Ugly is opinion. On that basis, almost every template is a 
workaround for lack of this or that kind of polymorphism.
It's only ugly on the first glace. Apart form the `delegate C` 
part, it contains the bare minimum to express itself. One could 
leave out the `: Y delegate(X)` parts, too.
I like to have expectations spelled out in code. That's a 
personal preference, I guess.

>> but merely an attempt to stick to the example. Simply omitting 
>> the specialization syntax isn't possible. `return a => 
>> f(g(a));` doesn't compile, you need the `(A a)` part and for 
>> that, you need `A`. You can get it alternatively with 
>> `Parameters!f`; but `auto compose(F, G)(F f, G g)` with 
>> `return a => f(g(a));` doesn't work.
>> ...
>
> None of this matters. You "solved" the problem by removing the 
> need for attribute polymorphism using automated code 
> duplication.

Of course. Unless you have attribute polymorphism you need 
templates. If you don't use them, in the current state, you can 
have all attributes you want on your input delegates, you have to 
specify *one* set of attributes on the return type. So you need 
attribute polymorphism and type polymorphism, because without 
them together, you still need templates. Then you can just use 
templates.
Practically speaking, if your types are concrete so you don't 
need template type parameters, it's very likely that the 
attributes are concrete, too, removing the need for attribute 
polymorphism.
The requirement of being compositional could be unwarranted.

>>> Your reinterpretation of what delegate qualifiers mean would 
>>> need a DIP in its own right and it would hopefully be 
>>> rejected.
>> 
>> I'm not sure it's a *re-*interpretation.
>
> It defies attribute transitivity, which is a stated design goal.

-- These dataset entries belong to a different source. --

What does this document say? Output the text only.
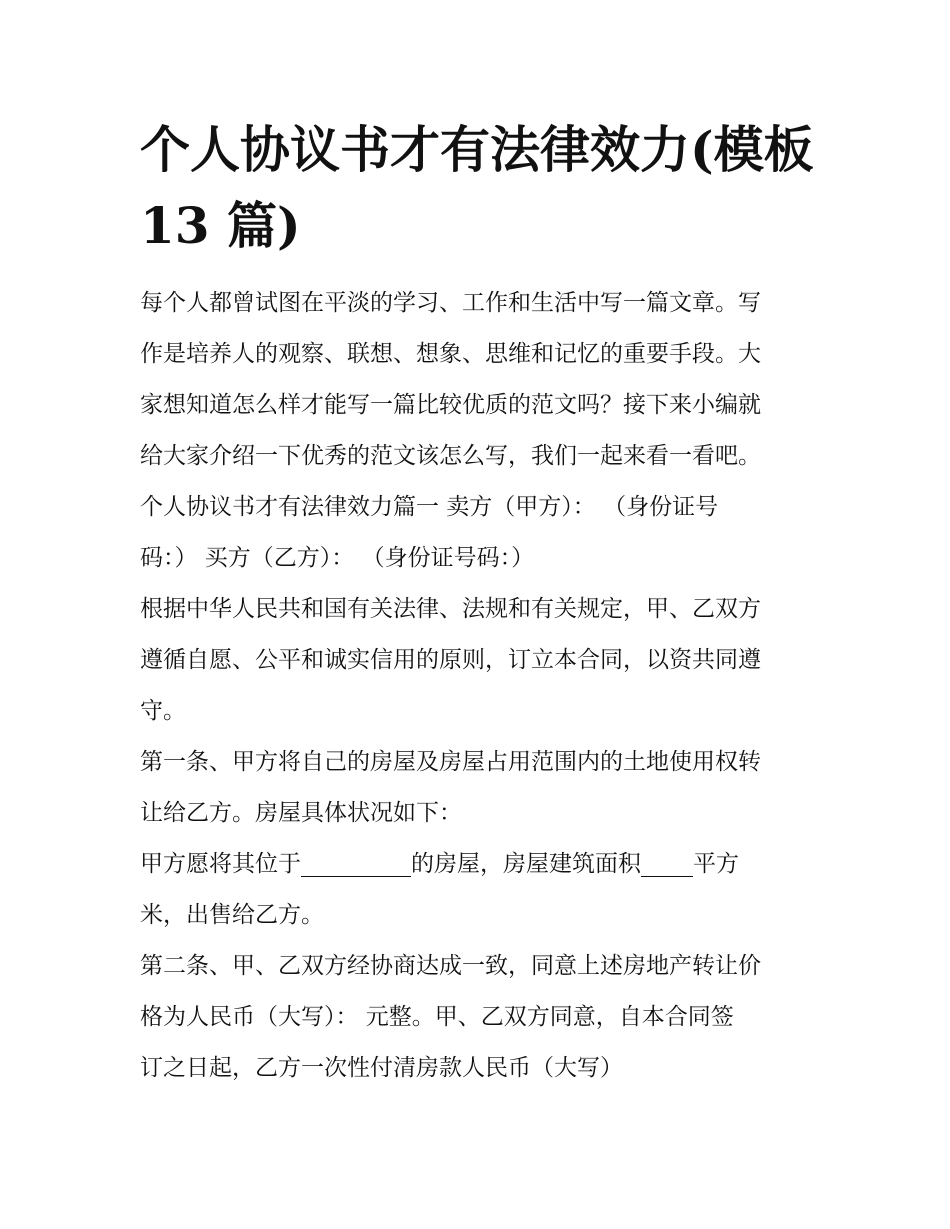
个人协议书才有法律效力(模板
13 篇)
每个人都曾试图在平淡的学习、工作和生活中写一篇文章。写
作是培养人的观察、联想、想象、思维和记忆的重要手段。大
家想知道怎么样才能写一篇比较优质的范文吗？接下来小编就
给大家介绍一下优秀的范文该怎么写，我们一起来看一看吧。
个人协议书才有法律效力篇一 卖方（甲方）： （身份证号
码：） 买方（乙方）： （身份证号码：）
根据中华人民共和国有关法律、法规和有关规定，甲、乙双方
遵循自愿、公平和诚实信用的原则，订立本合同，以资共同遵
守。
第一条、甲方将自己的房屋及房屋占用范围内的土地使用权转
让给乙方。房屋具体状况如下：
甲方愿将其位于	的房屋，房屋建筑面积 平方
米，出售给乙方。
第二条、甲、乙双方经协商达成一致，同意上述房地产转让价
格为人民币（大写）： 元整。甲、乙双方同意，自本合同签
订之日起，乙方一次性付清房款人民币（大写）
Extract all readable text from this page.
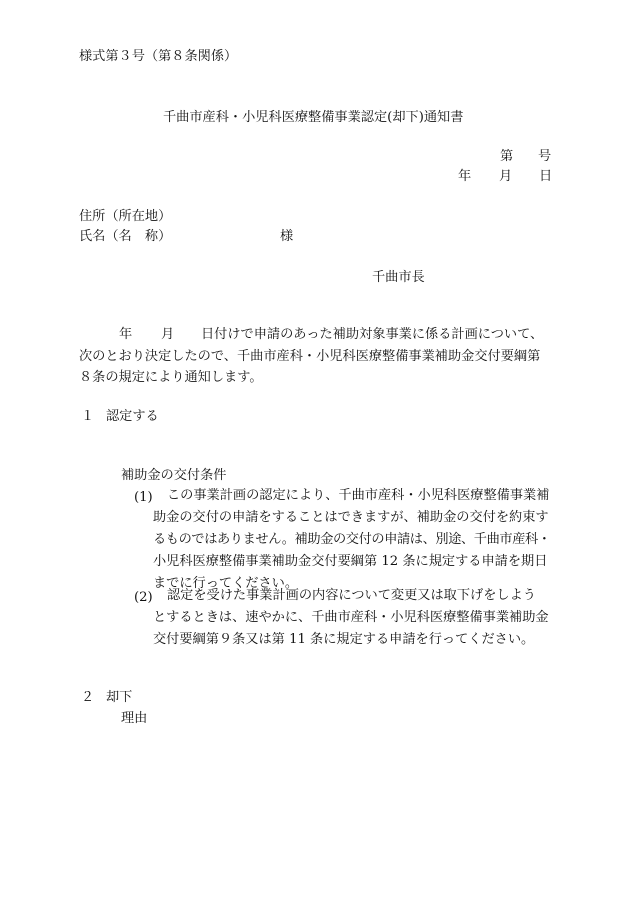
様式第３号（第８条関係）
千曲市産科・小児科医療整備事業認定(却下)通知書
第 号
年 月 日
住所（所在地）
氏名（名　称）	様
千曲市長
年 月 日付けで申請のあった補助対象事業に係る計画について、
次のとおり決定したので、千曲市産科・小児科医療整備事業補助金交付要綱第
８条の規定により通知します。
１ 認定する
補助金の交付条件
(1) この事業計画の認定により、千曲市産科・小児科医療整備事業補
助金の交付の申請をすることはできますが、補助金の交付を約束す
るものではありません。補助金の交付の申請は、別途、千曲市産科・
小児科医療整備事業補助金交付要綱第 12 条に規定する申請を期日
までに行ってください。
(2) 認定を受けた事業計画の内容について変更又は取下げをしよう
とするときは、速やかに、千曲市産科・小児科医療整備事業補助金
交付要綱第９条又は第 11 条に規定する申請を行ってください。
２ 却下
理由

Depends on how you interpret transitivity. Being practical is 
also a design goal. In contrast to e.g. C++, D doesn't "trust the 
programmer". I'm not advocating a "trust the programmer" solution 
(at least I'm convinced I'm not). In my estimation, I advocate a 
practical solution that minimizes language change.

>> As factually the compiler defines the language at places, 
>> you're probably right about the DIP part.
>
> Unfortunately, the compiler has bugs. One can't take its 
> behavior as holy gospel that just needs to be interpreted 
> correctly.

I don't. And I was wrong about the DIP part. It's the other way 
around because it's a breaking change.